Publicada em 13/03/2014

Agricultores terão de aprender a conviver com a Helicoverpa

A afirmação da pesquisadora foi direcionada aos produtores rurais de Chapadão do Sul.

Da assessoria

Diante da resistência que a lagarta Helicoverpa armigera tem apresentado aos inseticidas e do longo prazo necessário para o desenvolvimento de pesquisas relacionadas ao combate desta praga, a doutora em entomologia, Jurema Rattes, enfatiza que os agricultores brasileiros terão de aprender a conviver com a lagarta. A afirmação da pesquisadora foi direcionada aos produtores rurais de Chapadão do Sul, durante a abertura da Tecnoagro 2014, organizada pela Fundação Chapadão.

De acordo com Jurema, que leciona aos estudantes de agronomia da Universidade de Rio Verde (GO), agricultores e pecuaristas precisarão de estratégias que amenizem os prejuízos causados pela Helicoverpa armigera, lagarta que ataca principalmente as lavouras e reconhecida pelo alto poder destrutivo. “A Helicoverpa não será eliminada tão brevemente. Temos no Brasil inseticidas eficientes, mas a cada safra ela cria resistência e torna necessária a rotação, uma vez que o inseticida utilizado para eliminar a praga nesta safra já não terá o mesmo efeito na safra seguinte”, considera Jurema.

A pesquisadora afirma que o desenvolvimento de um novo inseticida, com fórmula que combata ou diminua o potencial destrutivo da lagarta Helicoverpa, leva em torno de 10 anos e que não há registros recentes de pesquisas com esta finalidade. “Por não se ter eficiência no combate da lagarta, será necessário o monitoramente contínuo na safrinha do milho, já que a praga ataca diretamente a espiga e dificulta ainda mais o controle”, alerta Jurema.
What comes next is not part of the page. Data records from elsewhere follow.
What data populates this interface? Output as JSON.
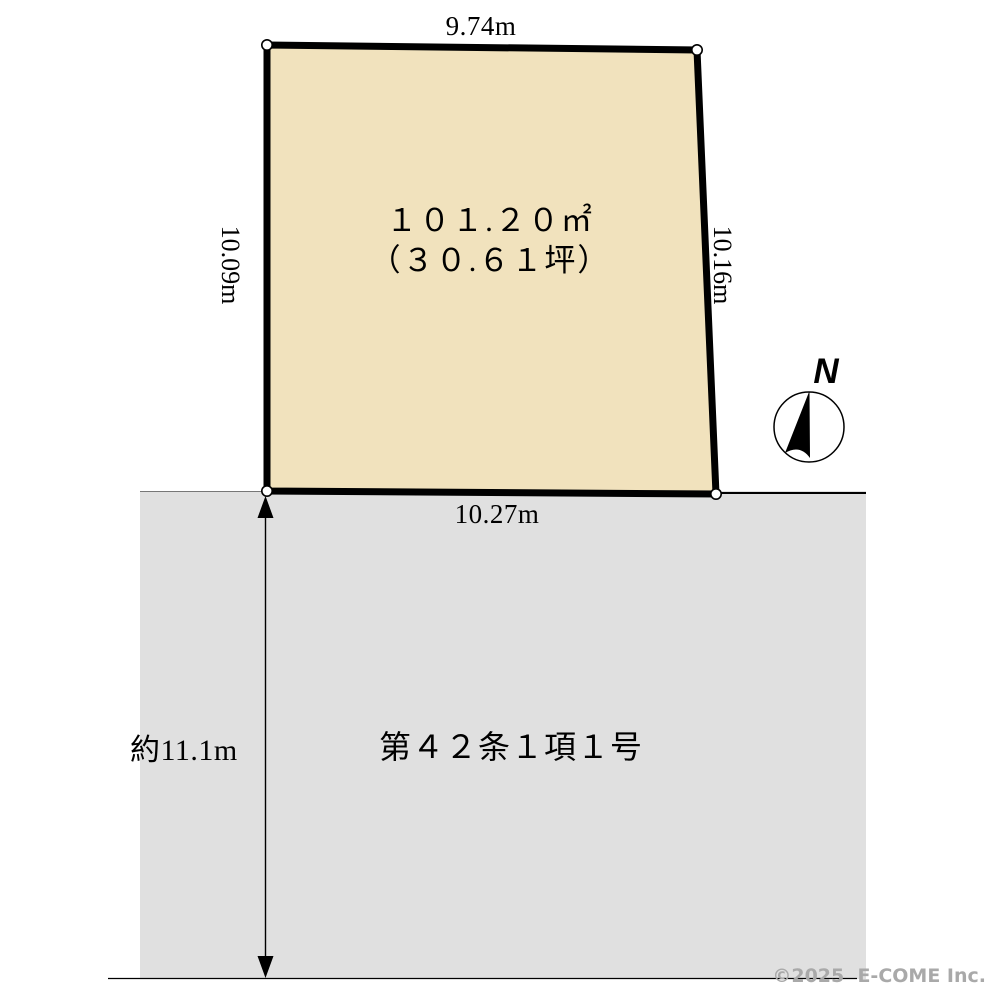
{
  "lot": {
    "fill_color": "#f1e2bd",
    "area_line1": "１０１.２０㎡",
    "area_line2": "（３０.６１坪）",
    "dimensions": {
      "top": "9.74m",
      "left": "10.09m",
      "right": "10.16m",
      "bottom": "10.27m"
    }
  },
  "road": {
    "fill_color": "#e0e0e0",
    "label": "第４２条１項１号",
    "width_label": "約11.1m"
  },
  "compass": {
    "label": "N"
  },
  "footer": {
    "copyright": "©2025  E-COME Inc."
  }
}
Para o presidente da Associação dos Produtores de Soja de MS (Aprosoja/MS – Sistema Famasul), Mauricio Saito, as pesquisas desenvolvidas pela Embrapa, Fundações MS e Chapadão vão colaborar com os agricultores do Estado e inibir o impacto causado pela Helicoverpa nas lavouras. “Temos pesquisadores e entidades que atuam diariamente para a evolução da agricultura e cumprem com o papel da pesquisa, de apresentar opções de desenvolvimento e possibilitar ao homem empreendedor novos investimentos”, enfatizou o presidente da Aprosoja/MS, Mauricio Saito, ao considerar a pesquisa como responsável pelo avanço da economia nacional.

O diretor tesoureiro da Federação da Agricultura e Pecuária de MS (Famasul), Almir Dalpasquale, desafiou durante a Tecnoagro 2014, que as Fundações de pesquisa do Estado ampliem os municípios atendidos pelas pesquisas relacionadas a produtividade e controle de pragas. “Reconheço a excelência dos trabalhos desenvolvidos pelas entidades de pesquisas do Estado, mas precisamos ampliar os produtores assistidos pelas pesquisas e levar mais rapidamente os resultados a campo”, provocou Dalpasquale.

Além dos representantes da Famasul e Aprosoja, participaram da abertura da Tecnoagro, evento de tecnologias para o campo, o presidente da Fundação Chapadão, Adriano Loeff, o deputado estadual, Marcio Monteiro, o secretário adjunto da Secretaria de Estado de Produção e Turismo (Seprodur), Paulo Engel, o prefeito de Chapadão do Sul, Luís Felipe Barreto de Guimarães, a presidente da câmara de vereadores do município, Rosemari da Cruz, a assessora jurídica da Fundação de Apoio ao Desenvolvimento de Tecnologia (Fundect), Wania Gobbi e o presidente do Conselho Regional de Engenharia e Agronomia (Crea/MS), Jary de Carvalho.